他脚步轻捷窜向村口,动作快的像一只狸猫。郑晟提着木棍,张金宝把月儿藏在一座茅屋后,快步追赶两人。
村口传来“沙沙”的脚步声,只有两个人。张宽仁站在村口的道路中间,白衣习习。
郑晟跟在张宽仁身后,等来人走近,他见这两人身形都不矮,在一米八左右。走在前面的是个中年和尚,后面的是个膀大腰圆的汉子。
“张舍!”那和尚声如洪钟,朝张宽仁合掌施礼。
张宽仁还礼:“彭师父!”
他们是熟人。
“村里……?”和尚指向张家湾方向,话说到一半把话打住。
张宽仁默默摇头。
“阿弥陀佛!”和尚念了一句佛号,说:“贫僧昨日得到消息,急着赶来报信已经晚了,来的路上贫僧见到返回袁州城的官兵。”
张宽仁低头说:“多谢彭师父牵挂。”
和尚说话间走近,郑晟看清楚他的相貌。和尚鼻梁高挺,双目炯炯有神,合掌的双手很大,很是惹人注意,身上穿着百衲衣。他不经意间看了一眼郑晟,目光很慈和,让人忍不住想亲近。
膀大腰圆的汉子从和尚身后露出脸来,胡须浓密,右眼眉上有一道细长的刀疤,长相凶恶。
张宽仁又拱手打招呼:“况堂主!”
汉子拱手还礼,并不说话。
“彭师父认识这个人吗?”张宽仁闪过身,突然把郑晟让出来。
郑晟有些手足无措。他第一次见这个和尚,心里很警惕,但潜意识里就是生不出敌意。
和尚看着郑晟,先是摇头,再双掌合十道:“贫僧彭莹玉,不是小师傅是哪座宝刹的?”
郑晟以木棍杵地,道:“我不是和尚。”这几人都在怀疑他的来历,让他有苦说不出。谁说剃了光头就是和尚?他很谨慎啊,他不熟悉这里的情况,不再多说一句话。

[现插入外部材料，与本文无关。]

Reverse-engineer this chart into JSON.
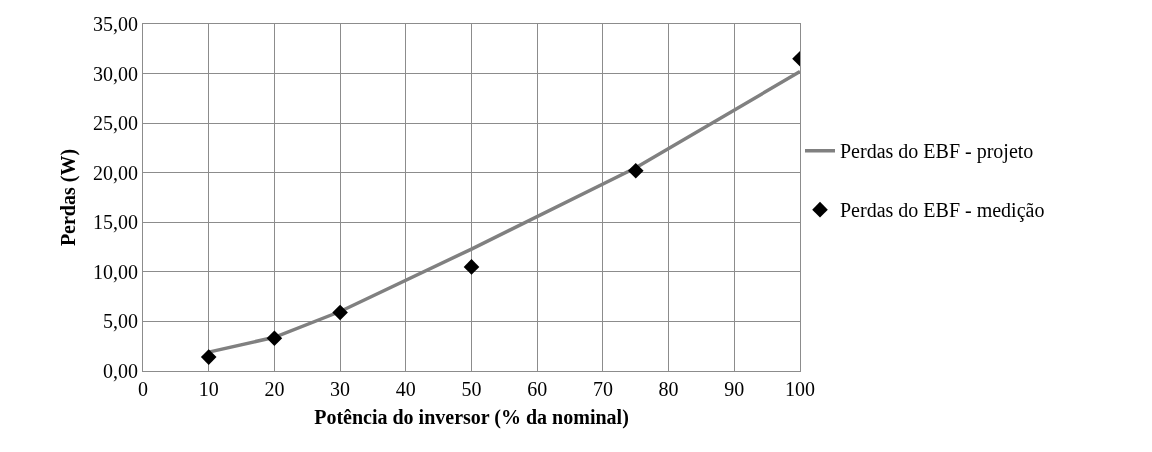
{
  "chart_data": {
    "type": "line",
    "xlabel": "Potência do inversor (% da nominal)",
    "ylabel": "Perdas (W)",
    "x": [
      10,
      20,
      30,
      50,
      75,
      100
    ],
    "series": [
      {
        "name": "Perdas do EBF - projeto",
        "color": "#808080",
        "marker": "none",
        "line_style": "solid",
        "values": [
          1.9,
          3.4,
          6.0,
          12.3,
          20.5,
          30.2
        ]
      },
      {
        "name": "Perdas do EBF - medição",
        "type": "scatter",
        "color": "#000000",
        "marker": "diamond",
        "values": [
          1.4,
          3.3,
          5.9,
          10.5,
          20.2,
          31.5
        ]
      }
    ],
    "xlim": [
      0,
      100
    ],
    "xticks": [
      0,
      10,
      20,
      30,
      40,
      50,
      60,
      70,
      80,
      90,
      100
    ],
    "ylim": [
      0,
      35
    ],
    "yticks": [
      {
        "value": 0,
        "label": "0,00"
      },
      {
        "value": 5,
        "label": "5,00"
      },
      {
        "value": 10,
        "label": "10,00"
      },
      {
        "value": 15,
        "label": "15,00"
      },
      {
        "value": 20,
        "label": "20,00"
      },
      {
        "value": 25,
        "label": "25,00"
      },
      {
        "value": 30,
        "label": "30,00"
      },
      {
        "value": 35,
        "label": "35,00"
      }
    ],
    "grid": true,
    "legend": "right"
  }
}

跟在后面的张金宝见来人不是官兵,回村里把张月儿叫出来。
彭莹玉朝郑晟诵了一句佛号,也不再追问。
张宽仁把村里的情况简单向彭莹玉说了一遍,终于显出痛苦之色,道:“我们把张堂主的尸体在江边埋了,教内兄弟的尸首没办法收拾。”
“自从三年前那件事之后,袁州府的明尊弟子遭官府打压,处境艰难。昨晚再遭毒手,袁州府的明尊弟子算是彻底被官府斩尽杀绝了。我要不是在路上耽误,估计也死在这里了。”
“阿弥陀佛,”彭莹玉脸上也现出悲恸之色,“鞑子何曾把我南人当人,我们是第四等人啊。”他平平淡淡的说话,但让人感觉到他身体里藏着一座将要喷发的火山。
“明尊弟子的尸骨,请张舍放心。贫僧与县里李巡检曾有几面之缘,他多半会从附近的村落里召集百姓收尸埋葬,这里有许多弥勒教的弟子,贫僧会安排人好生照料。”
张宽仁连忙双手合十道谢:“多谢彭师傅。”
彭莹玉往张家湾里看了看,又说:“近日袁州多处痘疫流行,好几个庄子要请贫僧去施水念咒。张舍回翠竹坪太远,张家湾枉死的人这两天应该就会下葬。不如去周家堡候几天,贫僧让况天给我大徒弟周子旺捎句话,等一切安排妥当你才回去。”
张宽仁稍作思考,答应道:“那就多谢彭师父了!”以彭莹玉的名声不会来骗他,明尊弟子如兄弟,不让教众抛尸野外是他能做的最后一件事了。
说话的功夫,东边的天空透出一丝亮光。
彭莹玉转身吩咐身边的汉子:“你把张舍送到周家堡,再来吴庄找我。”
那汉子就是况天,点头答应:“好,师父路上小心。”
“你嘱咐你师兄一定要把明尊弟子的事办好,我弥勒教和明教就像是一家人啊。”
“师父放心。”
两拨人就此告别,彭莹玉独自一人往西南方向走了,况天领着四个人走向东南方向,郑晟提着木棍跟在队伍的最后。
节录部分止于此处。